- Molly in 1915

Queen Consort of Pudukkottai
- Tenure: 10 August 1915 – 28 May 1928
- Born: Esme Mary Sorrett Fink 15 September 1896 Malvern, Melbourne, Australia
- Died: 20 November 1967 (aged 71) Cannes, Provence-Alpes-Côte d'Azur, France
- Burial: Golders Green Crematorium, London, England
- Spouse: King Martanda Bhairava I of Pudukkottai (m. 1915 - 1927; his death)
- Issue: Prince Martanda Sydney Tondaiman

Names
- Esme Mary Sorrett
- Father: Wolfe Fink
- Mother: Elizabeth Hamilton Watt

= Molly Fink =

Australian socialite

Esme Mary Sorrett Fink (15 September 1894 – 20 November 1967), popularly known as Molly Fink was an Australian socialite and wife of Martanda Bhairava Tondaiman, the Raja of the princely state of Pudukkottai. The marriage created a public scandal and resulted in the ostracization of the couple and their only son Martanda Sydney Tondaiman.

== Early life ==

Fink was born to Wolfe Fink, a barrister and Shakespearan scholar and his wife Elizabeth on 15 September 1894 at Malvern in Melbourne, Australia. Molly had her early schooling at Lauriston Girls' School where she studied English, French, German and Latin. At the age of fifteen, Fink discontinued her studies after being expelled from Lauriston Girls' School for misbehaviour.

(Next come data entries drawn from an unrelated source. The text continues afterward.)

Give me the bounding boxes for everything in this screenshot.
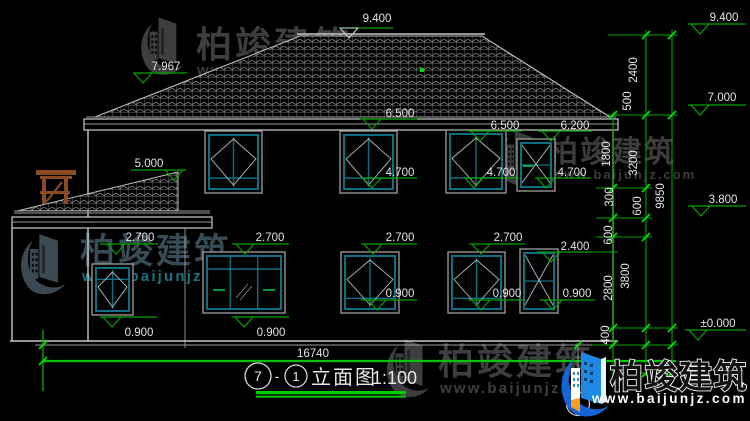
elevation-value: ±0.000 [700,318,735,330]
title-scale: 1:100 [372,368,417,388]
overall-width-dimension: 16740 [297,348,329,360]
elevation-mark: 3.800 [688,194,746,216]
elevation-value: 6.500 [491,120,520,132]
window-1f-5 [520,249,558,313]
elevation-value: 2.700 [126,232,155,244]
elevation-value: 6.500 [386,108,415,120]
logo-url-text: www.baijunjz.com [591,391,747,406]
elevation-value: 0.900 [257,327,286,339]
elevation-value: 5.000 [135,158,164,170]
vertical-dimension-value: 600 [603,225,615,244]
elevation-value: 9.400 [710,12,739,24]
elevation-value: 6.200 [561,120,590,132]
cad-elevation-screenshot: 柏竣建筑 www.baijunjz.com 柏竣建筑 www.baijunjz.… [0,0,750,421]
elevation-mark: 2.700 [232,232,289,254]
elevation-value: 7.000 [708,92,737,104]
elevation-value: 0.900 [493,288,522,300]
cad-elevation-drawing: 柏竣建筑 www.baijunjz.com 柏竣建筑 www.baijunjz.… [0,0,750,421]
vertical-dimension-value: 300 [604,187,616,206]
elevation-value: 2.700 [494,232,523,244]
elevation-mark: 2.700 [469,232,525,254]
window-1f-4 [448,252,505,313]
house-drawing [10,34,618,348]
elevation-value: 9.400 [363,13,392,25]
elevation-mark: 0.900 [232,317,289,339]
vertical-dimension-value: 500 [622,91,634,110]
window-1f-3 [341,252,399,313]
window-1f-2 [203,252,285,313]
elevation-value: 7.967 [152,61,181,73]
title-axis-start: 7 [254,368,262,384]
vertical-dimension-value: 2800 [603,275,615,301]
elevation-value: 0.900 [563,288,592,300]
window-2f-3 [446,130,506,193]
vertical-dimension-value: 1800 [601,141,613,167]
elevation-value: 0.900 [386,288,415,300]
window-2f-4 [517,139,555,191]
elevation-mark: ±0.000 [685,318,746,340]
elevation-value: 4.700 [487,167,516,179]
title-separator: - [275,368,280,384]
elevation-value: 0.900 [125,327,154,339]
elevation-mark: 7.000 [688,92,746,115]
title-underline-thick [256,391,406,394]
roof-marker-dot [420,68,424,72]
annex-eave-fascia [12,211,212,228]
vertical-dimension-value: 2400 [628,57,640,83]
vertical-dimension-value: 9850 [655,183,667,209]
baijun-logo-icon [21,234,65,294]
title-name: 立面图 [311,366,377,389]
elevation-mark: 2.700 [361,232,417,254]
elevation-value: 4.700 [558,167,587,179]
elevation-mark: 7.967 [133,61,187,83]
title-axis-end: 1 [292,369,299,384]
vertical-dimension-value: 600 [632,196,644,215]
vertical-dimension-value: 3200 [628,150,640,176]
window-1f-1 [92,264,133,315]
elevation-mark: 0.900 [100,317,157,339]
elevation-value: 2.700 [256,232,285,244]
main-eave-fascia [84,117,618,130]
elevation-value: 2.400 [561,241,590,253]
title-underline-thin [256,396,406,398]
elevation-mark: 9.400 [688,12,746,34]
logo-brand-text: 柏竣建筑 [610,358,748,395]
vertical-dimension-value: 400 [600,325,612,344]
elevation-value: 4.700 [386,167,415,179]
vertical-dimension-value: 3800 [620,263,632,289]
title-block: 7 - 1 立面图 1:100 [245,363,417,398]
window-2f-1 [205,131,262,193]
elevation-value: 3.800 [709,194,738,206]
elevation-value: 2.700 [386,232,415,244]
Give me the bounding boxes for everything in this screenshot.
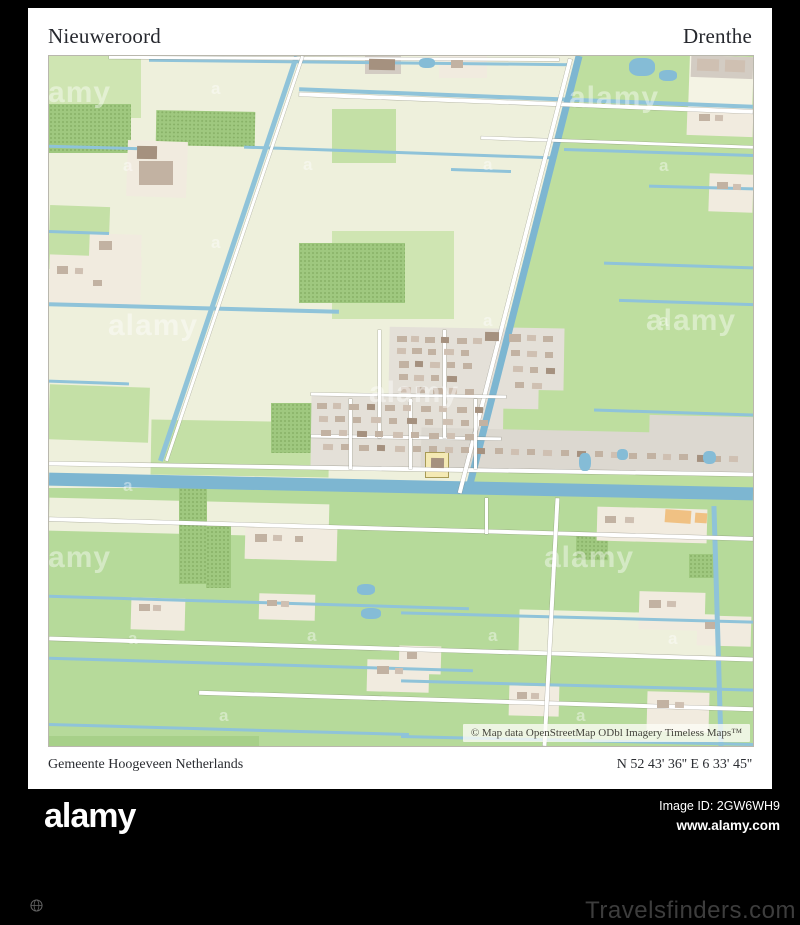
- map-forest: [271, 403, 313, 453]
- map-building: [532, 383, 542, 389]
- map-building: [407, 418, 417, 424]
- map-building: [649, 600, 661, 608]
- map-building: [705, 622, 715, 629]
- map-title-place: Nieuweroord: [48, 24, 161, 49]
- map-forest: [299, 243, 405, 303]
- alamy-watermark-small: a: [123, 156, 133, 176]
- map-building: [444, 349, 454, 355]
- map-building: [715, 115, 723, 121]
- alamy-watermark: alamy: [569, 81, 659, 115]
- map-building: [393, 432, 403, 438]
- map-block: [648, 415, 753, 475]
- map-building: [679, 454, 688, 460]
- alamy-watermark-small: a: [483, 155, 493, 175]
- caption-municipality: Gemeente Hoogeveen Netherlands: [48, 757, 243, 773]
- map-building: [461, 350, 469, 356]
- map-building: [545, 352, 553, 358]
- map-building: [605, 516, 616, 523]
- map-block: [639, 591, 706, 631]
- map-building: [341, 444, 349, 450]
- map-building: [411, 432, 419, 438]
- map-forest: [689, 554, 715, 578]
- map-building: [397, 348, 406, 354]
- map-building: [353, 417, 361, 423]
- alamy-watermark-small: a: [303, 155, 313, 175]
- map-building: [511, 350, 520, 356]
- map-building: [527, 335, 536, 341]
- map-building: [377, 666, 389, 674]
- map-forest: [206, 526, 231, 588]
- map-building: [99, 241, 112, 250]
- map-building: [695, 513, 708, 524]
- map-building: [431, 458, 444, 468]
- alamy-watermark-small: a: [123, 476, 133, 496]
- map-field: [332, 109, 396, 163]
- image-id: Image ID: 2GW6WH9: [659, 799, 780, 813]
- alamy-watermark-small: a: [488, 626, 498, 646]
- map-pond: [357, 584, 375, 595]
- map-building: [473, 338, 482, 344]
- map-building: [515, 382, 524, 388]
- map-building: [399, 361, 409, 368]
- alamy-bar: alamy Image ID: 2GW6WH9 www.alamy.com: [0, 789, 800, 849]
- map-building: [717, 182, 728, 189]
- map-building: [359, 445, 369, 451]
- map-building: [428, 349, 436, 355]
- map-building: [273, 535, 282, 541]
- map-building: [429, 446, 437, 452]
- map-pond: [579, 453, 591, 471]
- map-building: [447, 433, 455, 439]
- map-building: [335, 416, 345, 422]
- map-building: [543, 336, 553, 342]
- map-block: [131, 597, 186, 630]
- map-building: [139, 161, 173, 185]
- map-building: [477, 448, 485, 454]
- map-pond: [617, 449, 628, 460]
- map-building: [729, 456, 738, 462]
- alamy-watermark-small: a: [659, 311, 669, 331]
- alamy-watermark: alamy: [48, 76, 111, 110]
- map-building: [281, 601, 289, 607]
- alamy-watermark-small: a: [668, 629, 678, 649]
- map-field: [49, 736, 259, 746]
- alamy-url: www.alamy.com: [659, 818, 780, 833]
- map-building: [629, 453, 637, 459]
- map-block: [245, 527, 338, 561]
- map-building: [663, 454, 671, 460]
- map-building: [625, 517, 634, 523]
- map-building: [430, 362, 440, 368]
- map-canvas: © Map data OpenStreetMap ODbl Imagery Ti…: [48, 55, 754, 747]
- alamy-watermark-small: a: [659, 156, 669, 176]
- map-building: [457, 338, 467, 344]
- map-building: [657, 700, 669, 708]
- map-water: [244, 146, 554, 160]
- map-building: [412, 348, 422, 354]
- map-title-region: Drenthe: [683, 24, 752, 49]
- map-building: [357, 431, 367, 437]
- map-building: [530, 367, 538, 373]
- map-building: [349, 404, 359, 410]
- map-building: [425, 337, 435, 343]
- map-building: [546, 368, 555, 374]
- map-building: [445, 447, 453, 453]
- map-building: [317, 403, 327, 409]
- alamy-watermark-small: a: [307, 626, 317, 646]
- map-building: [667, 601, 676, 607]
- alamy-watermark: alamy: [48, 541, 111, 575]
- map-building: [699, 114, 710, 121]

Tragedy struck the family before the First World War when Wolfe Fink died of a ruptured aorta. In dire financial straits, Elizabeth rented an apartment in Hotel Majestic Mansions to which the family moved.

== Marriage ==

In March 1915, Martanda Bhairava Tondaiman, the Raja of Pudukkottai came to Australia on a visit and checked in at the Hotel Majestic Mansions where he met Molly Fink at the dining room. He was enamoured by Molly Fink and joined Molly, her mother and sister at Hotel Hydro Majestic near Sydney and subsequently accompanied them when they returned to Melbourne. Five months later, Martanda proposed to her and she accepted. The couple got engaged on 6 August 1915 and married on 10 August 1915 at the registrar's office in Melbourne. The newly-wed couple went to San Francisco in August 1915 to see the Panama Exhibition. Martanda returned to India with his Australian bride in October 1915.

== In British India ==

Molly spent five months in British India suffering ostracism by the British officialdom, even surviving a poisoning attempt. On 22 November 1915, Martanda presented his new Maharani to his subjects at a lavish public ceremony in Pudukkottai. However, though a warm welcome was accorded by the people of Pudukkottai state, the government of British India refused to grant her official recognition. Afflicted by a sudden, mysterious bout of vomiting and diarrhoea soon after her arrival in Pudukkottai, Molly was moved first to Trichinopoly and then to Sylk's Hotel, Ootacamund by Martanda. Soon after checking in at Sylk's Hotel, Martanda had Molly's health examined by his Major Robb, a government medical examiner who found traces of oleander, a traditional poison in her vomitus. Martanda applied to the Indian government for the purchase of a house in Ootacamund for Molly's safety but the officials refused. Frustrated, Martanda left India with Molly in 1916.

== Later years ==

The couple settled down in Australia where their first son Martanda Sydney Tondaiman was born on 22 July 1916. In Australia, both Martanda and Molly developed a wide social circle. Martanda developed a passion for horse racing while Molly became popular at parties and balls for the exquisite jewels and wardrobe she wore. When official recognition for Molly was not forthcoming, Martanda and Molly moved to London and purchased a flat at Park Lane in August 1919. When at an audience with George V, Martanda was told by the Secretary of State for India that their son Sydney would not be recognised as the rightful heir by the Government of British India, Martanda renounced his own claim to the throne and nominating his brother Rajagopala Tondaiman as the Raja of Pudukkottai, Martanda settled for an annual pension.

Martanda and Molly lived in Cannes from 1922 to 1927 where they bought a villa called La Favorite. At Cannes, Molly developed friendship with Elsa Maxwell, Cecil Beaton, Nancy Beaton, Lord Donegall, Lady Houston and William Locke. The couple frequented social events and held dinner parties. Martanda died at Paris on 28 May 1928 at the age of fifty-three. Molly wanted his body to be shipped to India and cremated with full state honours but the Government of India refused permission. Eventually, the body was cremated at Golders Green Crematorium in London as per Hindu rites.

Following Martanda's death, Molly's finances began to dwindle. She sold La Favorite and purchased a house at Mayfair, London where she lived with her son, Sydney. Aga Khan III proposed to her soon after Martanda's death, but she rejected his proposal. In her later years, Molly remained aloof and began drinking heavily. She was diagnosed with bowel cancer in 1967. Molly died in Cannes on 22 November 1967 at the age of seventy-three.